Öğrenilecek o kadar çok şey var ki…
16 Şubat 2011
6:12 pm
Ne yazıkki genç arkadaşlar bunu bilmek pek istemiyorlar. Eski işimden ayrılmadan önce benim çalışanım, benim departmana vekaleten müdür olmuştu. Kendisi daha önce hiç insan yönetiminde bulunmadığından (marketing departmana geçmişti) kendisine insan yönetimi konusunda destek oluyordum. Asaleten atandığı gün ben işten çıkarıldım. Bir de böylesi var. Bu olayı her eğitimimde iyi bir örnek diye anlatırım. Bu nedenle yazdıklarınızı her sektörde görmek mümkün.
16 Şubat 2011
9:21 pm
Bir süre önce (belki de haddim olmayarak) “İşveren nasıl eleman ister” başlıklı bir yazı yazmıştım. Gördüklerimi betimlediğim bu yazıya birçok çalışan -özellikle de genç- arkadaştan ilgi ve destek geldiğini gördüm. Hemen sonrasında da “Çalışan nasıl patron ister” şeklinde bir yazıyla aynı duruma farklı bir açıdan bakınca aynı kişilerden aynı ilgiyi çekmediğini gördüm. Çünkü burada söylediklerim işine gelmiyordu/hoşuna gitmiyordu bu kitlenin. Bazen sadece gördüklerimi yazıya dökerken kendimi yazının muhatapları yerine koyarak farklı açılardan nasıl göründüğünü düşünüyorum. Her şeyin göründüğü gibi olmadığı ortaya çıkıyor.
17 Şubat 2011
11:24 pm
Bir yazının başarı ölçüsünü, beğenenlerin sayısına değil, kimler olduklarına bakarak belirlemeli.
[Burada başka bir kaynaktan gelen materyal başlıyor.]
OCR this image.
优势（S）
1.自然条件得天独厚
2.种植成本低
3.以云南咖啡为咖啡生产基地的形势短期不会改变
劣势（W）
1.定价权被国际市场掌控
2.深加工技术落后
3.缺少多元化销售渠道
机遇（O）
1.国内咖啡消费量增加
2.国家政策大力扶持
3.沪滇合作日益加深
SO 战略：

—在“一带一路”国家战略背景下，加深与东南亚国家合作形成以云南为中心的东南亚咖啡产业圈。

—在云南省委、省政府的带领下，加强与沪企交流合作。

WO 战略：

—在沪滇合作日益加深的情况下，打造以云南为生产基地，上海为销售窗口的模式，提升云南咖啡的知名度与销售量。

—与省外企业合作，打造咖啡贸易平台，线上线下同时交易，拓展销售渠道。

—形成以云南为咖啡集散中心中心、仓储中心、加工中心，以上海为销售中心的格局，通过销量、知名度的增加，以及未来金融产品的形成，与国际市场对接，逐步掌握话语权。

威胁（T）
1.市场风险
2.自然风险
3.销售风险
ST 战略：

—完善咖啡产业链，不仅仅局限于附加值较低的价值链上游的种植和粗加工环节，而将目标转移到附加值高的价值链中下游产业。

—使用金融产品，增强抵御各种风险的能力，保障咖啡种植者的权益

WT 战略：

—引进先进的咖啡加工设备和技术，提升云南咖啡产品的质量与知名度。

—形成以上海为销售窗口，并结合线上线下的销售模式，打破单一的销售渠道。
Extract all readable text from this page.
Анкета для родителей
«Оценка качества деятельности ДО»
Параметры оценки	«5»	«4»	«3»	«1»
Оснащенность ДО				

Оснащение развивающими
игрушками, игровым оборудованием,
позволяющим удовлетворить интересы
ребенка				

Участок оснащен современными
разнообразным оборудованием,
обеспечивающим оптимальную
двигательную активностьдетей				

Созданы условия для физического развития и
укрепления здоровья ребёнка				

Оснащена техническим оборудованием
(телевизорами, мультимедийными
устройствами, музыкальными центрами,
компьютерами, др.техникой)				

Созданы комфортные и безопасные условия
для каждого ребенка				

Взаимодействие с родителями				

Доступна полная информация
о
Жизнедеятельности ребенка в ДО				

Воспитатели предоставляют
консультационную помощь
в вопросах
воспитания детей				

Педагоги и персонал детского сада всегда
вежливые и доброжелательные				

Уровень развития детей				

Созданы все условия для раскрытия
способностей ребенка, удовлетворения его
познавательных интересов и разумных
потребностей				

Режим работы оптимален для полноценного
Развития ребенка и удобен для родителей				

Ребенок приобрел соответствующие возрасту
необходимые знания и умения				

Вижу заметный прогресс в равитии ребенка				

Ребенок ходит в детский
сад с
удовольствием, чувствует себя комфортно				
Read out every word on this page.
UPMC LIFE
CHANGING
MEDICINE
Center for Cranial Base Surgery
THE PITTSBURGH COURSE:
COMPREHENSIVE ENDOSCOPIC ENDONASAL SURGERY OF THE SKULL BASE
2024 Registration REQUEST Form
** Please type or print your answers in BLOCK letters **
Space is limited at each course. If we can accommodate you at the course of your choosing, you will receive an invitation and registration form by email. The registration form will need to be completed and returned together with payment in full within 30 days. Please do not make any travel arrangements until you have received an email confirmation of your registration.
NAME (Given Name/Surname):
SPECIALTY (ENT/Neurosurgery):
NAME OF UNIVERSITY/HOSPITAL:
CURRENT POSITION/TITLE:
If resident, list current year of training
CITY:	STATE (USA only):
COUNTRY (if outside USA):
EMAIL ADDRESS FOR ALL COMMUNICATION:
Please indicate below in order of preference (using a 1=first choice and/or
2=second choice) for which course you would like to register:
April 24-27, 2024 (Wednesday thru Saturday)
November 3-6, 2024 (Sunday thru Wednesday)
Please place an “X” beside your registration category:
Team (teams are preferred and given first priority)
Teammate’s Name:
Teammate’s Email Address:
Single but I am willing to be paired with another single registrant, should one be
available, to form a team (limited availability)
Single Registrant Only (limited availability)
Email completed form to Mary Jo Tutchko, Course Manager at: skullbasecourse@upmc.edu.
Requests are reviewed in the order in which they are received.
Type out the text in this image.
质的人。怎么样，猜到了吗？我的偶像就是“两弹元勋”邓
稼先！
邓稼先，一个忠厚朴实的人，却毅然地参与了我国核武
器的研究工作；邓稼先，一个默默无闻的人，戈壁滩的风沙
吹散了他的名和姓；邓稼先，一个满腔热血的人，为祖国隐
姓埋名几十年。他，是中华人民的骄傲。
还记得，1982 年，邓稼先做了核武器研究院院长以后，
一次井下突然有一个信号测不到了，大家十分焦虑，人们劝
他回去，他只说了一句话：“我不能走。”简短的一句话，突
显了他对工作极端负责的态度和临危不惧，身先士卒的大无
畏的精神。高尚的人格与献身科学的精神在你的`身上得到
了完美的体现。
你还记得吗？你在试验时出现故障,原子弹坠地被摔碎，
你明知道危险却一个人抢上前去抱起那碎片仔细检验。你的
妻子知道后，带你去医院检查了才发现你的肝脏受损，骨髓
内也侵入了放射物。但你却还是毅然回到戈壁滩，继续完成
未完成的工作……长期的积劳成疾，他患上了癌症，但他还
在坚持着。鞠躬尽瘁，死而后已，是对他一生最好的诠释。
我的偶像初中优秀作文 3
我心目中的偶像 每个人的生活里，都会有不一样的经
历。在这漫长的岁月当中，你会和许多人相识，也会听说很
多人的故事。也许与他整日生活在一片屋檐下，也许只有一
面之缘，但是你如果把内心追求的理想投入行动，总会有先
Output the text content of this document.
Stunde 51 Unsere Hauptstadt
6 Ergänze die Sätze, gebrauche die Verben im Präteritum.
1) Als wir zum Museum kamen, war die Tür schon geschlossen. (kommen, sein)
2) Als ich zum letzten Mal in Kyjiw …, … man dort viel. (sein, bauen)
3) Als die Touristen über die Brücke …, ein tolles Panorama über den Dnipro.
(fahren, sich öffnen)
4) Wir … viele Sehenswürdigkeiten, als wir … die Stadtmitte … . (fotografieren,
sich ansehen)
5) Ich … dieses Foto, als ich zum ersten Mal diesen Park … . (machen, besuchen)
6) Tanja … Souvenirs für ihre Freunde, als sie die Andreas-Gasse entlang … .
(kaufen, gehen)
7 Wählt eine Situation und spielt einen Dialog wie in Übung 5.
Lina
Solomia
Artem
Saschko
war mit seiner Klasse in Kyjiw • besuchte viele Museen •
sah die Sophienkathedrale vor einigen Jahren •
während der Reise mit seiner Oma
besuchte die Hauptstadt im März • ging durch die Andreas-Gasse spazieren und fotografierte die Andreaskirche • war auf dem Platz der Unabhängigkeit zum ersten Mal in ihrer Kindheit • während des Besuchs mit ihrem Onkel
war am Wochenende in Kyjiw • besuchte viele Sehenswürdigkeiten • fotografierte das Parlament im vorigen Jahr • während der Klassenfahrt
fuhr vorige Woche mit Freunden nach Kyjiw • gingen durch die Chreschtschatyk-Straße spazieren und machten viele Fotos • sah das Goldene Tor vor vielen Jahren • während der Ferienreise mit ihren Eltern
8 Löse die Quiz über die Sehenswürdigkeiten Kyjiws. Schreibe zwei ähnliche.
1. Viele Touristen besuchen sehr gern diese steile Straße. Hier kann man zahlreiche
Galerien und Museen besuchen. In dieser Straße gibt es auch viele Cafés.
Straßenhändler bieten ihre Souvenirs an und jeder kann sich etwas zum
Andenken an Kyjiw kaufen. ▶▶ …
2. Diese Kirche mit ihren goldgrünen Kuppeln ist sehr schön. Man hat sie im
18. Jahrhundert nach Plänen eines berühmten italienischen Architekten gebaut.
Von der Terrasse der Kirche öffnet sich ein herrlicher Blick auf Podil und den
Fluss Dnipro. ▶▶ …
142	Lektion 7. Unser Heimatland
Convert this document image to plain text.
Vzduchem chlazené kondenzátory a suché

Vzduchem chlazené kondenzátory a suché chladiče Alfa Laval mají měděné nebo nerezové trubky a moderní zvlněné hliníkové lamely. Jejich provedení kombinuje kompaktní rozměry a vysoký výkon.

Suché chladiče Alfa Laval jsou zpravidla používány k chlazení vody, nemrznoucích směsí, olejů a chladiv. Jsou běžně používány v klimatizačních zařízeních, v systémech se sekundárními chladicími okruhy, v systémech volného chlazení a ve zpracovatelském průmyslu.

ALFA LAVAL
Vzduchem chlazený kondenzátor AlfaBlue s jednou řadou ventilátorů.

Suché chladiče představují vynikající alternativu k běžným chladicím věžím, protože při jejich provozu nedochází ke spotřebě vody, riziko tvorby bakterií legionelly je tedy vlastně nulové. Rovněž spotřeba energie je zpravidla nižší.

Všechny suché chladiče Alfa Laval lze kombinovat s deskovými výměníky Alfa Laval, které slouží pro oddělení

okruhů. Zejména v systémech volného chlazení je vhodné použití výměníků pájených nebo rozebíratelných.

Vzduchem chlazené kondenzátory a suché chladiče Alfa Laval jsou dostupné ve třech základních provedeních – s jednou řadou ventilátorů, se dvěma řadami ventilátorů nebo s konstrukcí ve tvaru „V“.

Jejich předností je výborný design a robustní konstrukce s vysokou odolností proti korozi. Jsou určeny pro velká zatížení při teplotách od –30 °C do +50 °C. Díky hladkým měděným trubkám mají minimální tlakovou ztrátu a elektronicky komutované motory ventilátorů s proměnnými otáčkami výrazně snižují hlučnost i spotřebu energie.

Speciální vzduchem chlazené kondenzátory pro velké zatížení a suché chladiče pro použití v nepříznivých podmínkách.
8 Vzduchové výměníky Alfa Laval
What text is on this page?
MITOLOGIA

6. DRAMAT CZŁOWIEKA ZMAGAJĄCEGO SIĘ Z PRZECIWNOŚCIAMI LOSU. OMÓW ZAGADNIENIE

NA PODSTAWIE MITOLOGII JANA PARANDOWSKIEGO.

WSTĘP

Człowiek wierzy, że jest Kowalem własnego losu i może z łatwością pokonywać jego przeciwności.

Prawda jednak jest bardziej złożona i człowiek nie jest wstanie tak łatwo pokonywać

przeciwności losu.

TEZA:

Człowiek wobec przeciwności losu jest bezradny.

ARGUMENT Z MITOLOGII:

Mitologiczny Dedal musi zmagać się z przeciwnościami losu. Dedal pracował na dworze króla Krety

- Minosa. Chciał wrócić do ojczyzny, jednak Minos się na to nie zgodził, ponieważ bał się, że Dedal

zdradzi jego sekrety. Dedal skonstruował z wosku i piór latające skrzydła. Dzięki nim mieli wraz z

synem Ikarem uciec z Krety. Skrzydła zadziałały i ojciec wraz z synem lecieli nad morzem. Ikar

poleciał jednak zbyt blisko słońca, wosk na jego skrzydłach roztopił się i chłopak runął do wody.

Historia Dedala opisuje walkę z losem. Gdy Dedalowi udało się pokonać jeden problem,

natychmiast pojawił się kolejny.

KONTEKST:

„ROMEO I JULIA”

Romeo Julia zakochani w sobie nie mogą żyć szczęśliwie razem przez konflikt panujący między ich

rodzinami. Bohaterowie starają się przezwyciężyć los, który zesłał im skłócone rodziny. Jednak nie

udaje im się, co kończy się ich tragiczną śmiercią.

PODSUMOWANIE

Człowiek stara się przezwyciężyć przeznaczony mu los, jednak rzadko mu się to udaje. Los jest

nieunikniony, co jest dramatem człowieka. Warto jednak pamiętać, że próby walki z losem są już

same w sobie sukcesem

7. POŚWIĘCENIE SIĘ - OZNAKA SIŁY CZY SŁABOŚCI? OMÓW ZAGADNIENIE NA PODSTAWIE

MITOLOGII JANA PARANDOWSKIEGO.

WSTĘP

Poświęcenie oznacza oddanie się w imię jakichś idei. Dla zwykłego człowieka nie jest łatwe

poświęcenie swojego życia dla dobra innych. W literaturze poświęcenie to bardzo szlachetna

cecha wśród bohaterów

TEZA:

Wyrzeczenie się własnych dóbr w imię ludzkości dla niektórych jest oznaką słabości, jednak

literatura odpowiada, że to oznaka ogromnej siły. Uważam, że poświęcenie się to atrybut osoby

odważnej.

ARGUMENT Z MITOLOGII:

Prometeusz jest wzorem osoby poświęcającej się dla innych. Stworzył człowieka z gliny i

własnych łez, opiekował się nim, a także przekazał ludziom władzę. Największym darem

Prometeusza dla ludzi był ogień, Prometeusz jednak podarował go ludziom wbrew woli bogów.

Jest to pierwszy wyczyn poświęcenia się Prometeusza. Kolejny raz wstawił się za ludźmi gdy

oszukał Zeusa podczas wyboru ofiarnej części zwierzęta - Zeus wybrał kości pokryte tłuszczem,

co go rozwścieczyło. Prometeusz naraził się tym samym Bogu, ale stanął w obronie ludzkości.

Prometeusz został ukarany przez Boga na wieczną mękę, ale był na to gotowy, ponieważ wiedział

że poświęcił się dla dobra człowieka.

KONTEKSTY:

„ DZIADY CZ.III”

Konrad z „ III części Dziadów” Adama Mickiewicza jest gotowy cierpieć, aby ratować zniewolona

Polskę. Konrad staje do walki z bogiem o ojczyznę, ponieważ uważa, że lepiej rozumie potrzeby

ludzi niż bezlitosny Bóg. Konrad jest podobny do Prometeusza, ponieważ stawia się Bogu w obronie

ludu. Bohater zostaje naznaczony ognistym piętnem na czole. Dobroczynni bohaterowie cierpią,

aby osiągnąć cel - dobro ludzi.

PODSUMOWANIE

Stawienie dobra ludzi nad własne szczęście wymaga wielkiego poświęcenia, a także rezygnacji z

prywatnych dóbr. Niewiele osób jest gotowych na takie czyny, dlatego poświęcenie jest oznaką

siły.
Sosyal mecralarda bulunanlar genç ve tecrübesiz olduklarından, işlerine yarayacak olanları değil, onları pohpohlayan popüler yazıları beğeniyorlar. Yılmadan doğruyu söylemek gerek.
23 Mayıs 2011
7:32 am
Bu yazıya konu olan arkadaşlar için nasıl referans mektubu yazılır. Bu linkte
9 Ekim 2011
12:38 pm
X ve Y nesli ile iş yapmak konusunda gerekli linkler bu yazıda
16 Ocak 2012
9:50 pm
Hocam, twitter da yöneticilere ne vereceğimi sormuştunuz,
En üst başlıkda şöyle bir cevap verebilirim ki zaman içerisinde kapsamı ve boyutları gelişmek koşulu ile elimden gelenin en iyisini.
Like yağdıralım kısımlarına ithafen ne yalan söyleyeyim bunu istemeyecek çalışan olacağını zannetmiyorum ama şahsım adına alttaki acı gerçekleri de elimden geldiğince ve farkında olduğum ölçüde gerçekleştirmemek için gayret sarfettiğimi gönül rahatlığıyla söylebilirim hocam.
Çok güzel bir yazı olmuş klavyenize sağlık.
17 Ağustos 2015
6:54 pm
İşini düzgün yapmayıp, performansını veya potansiyelini kullanmadığı için amirini suçlamayı ahlak değil empati sorunu olarak görüyorlar.